Se juntaron sus hijas en torno suyo y, lejos de alegrarse con
sus caricias, el pobre mercader se echó a llorar angustiado mirándolas. Traía
en la mano el ramo de rosas que había cortado para la Bella, y al entregárselo
le dijo:
—Bella, toma estas rosas, que bien caro costaron a tu
desventurado padre.
Y enseguida contó a su familia la funesta aventura que acababa
de sucederle. Al oírlo, sus dos hijas mayores dieron grandes alaridos y
llenaron de injurias a la Bella, que no había derramado una lágrima.

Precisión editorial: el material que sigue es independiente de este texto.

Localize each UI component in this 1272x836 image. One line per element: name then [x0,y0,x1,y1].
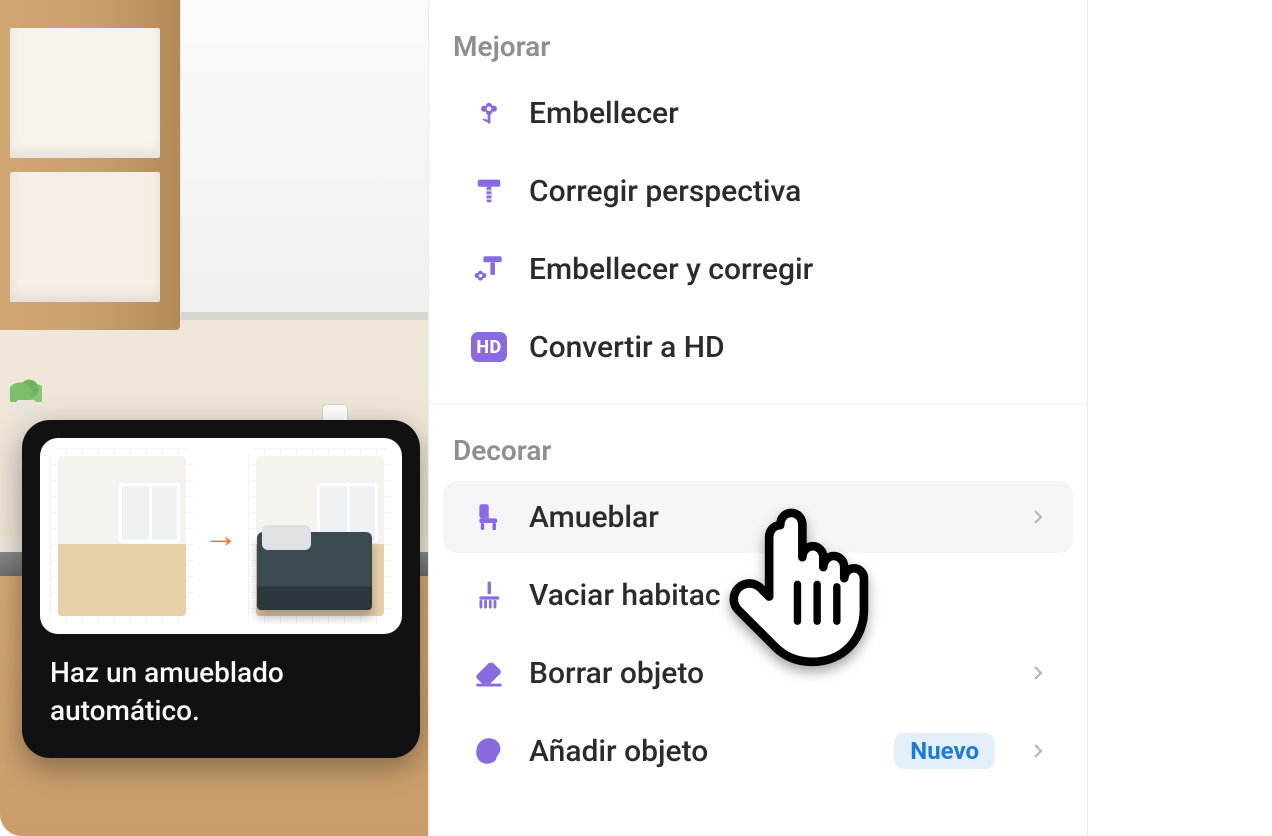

—Miren a lo que conduce el orgullo de esta pequeña criatura
—gritaban—. ¿Por qué no pidió adornos como nosotras? ¡Ah, no, la señorita tenía
que ser distinta! Ella va a causar la muerte de nuestro padre, y sin embargo ni
siquiera llora.
—Mi llanto sería inútil —respondió la Bella—. ¿Por qué voy a
llorar a nuestro padre si no es necesario que muera? Puesto que el monstruo
tiene a bien aceptar a una de sus hijas, yo me entregaré a su furia y me
consideraré muy dichosa, pues habré tenido la oportunidad de salvar a mi padre
y demostrarle a ustedes y a él, mi ternura.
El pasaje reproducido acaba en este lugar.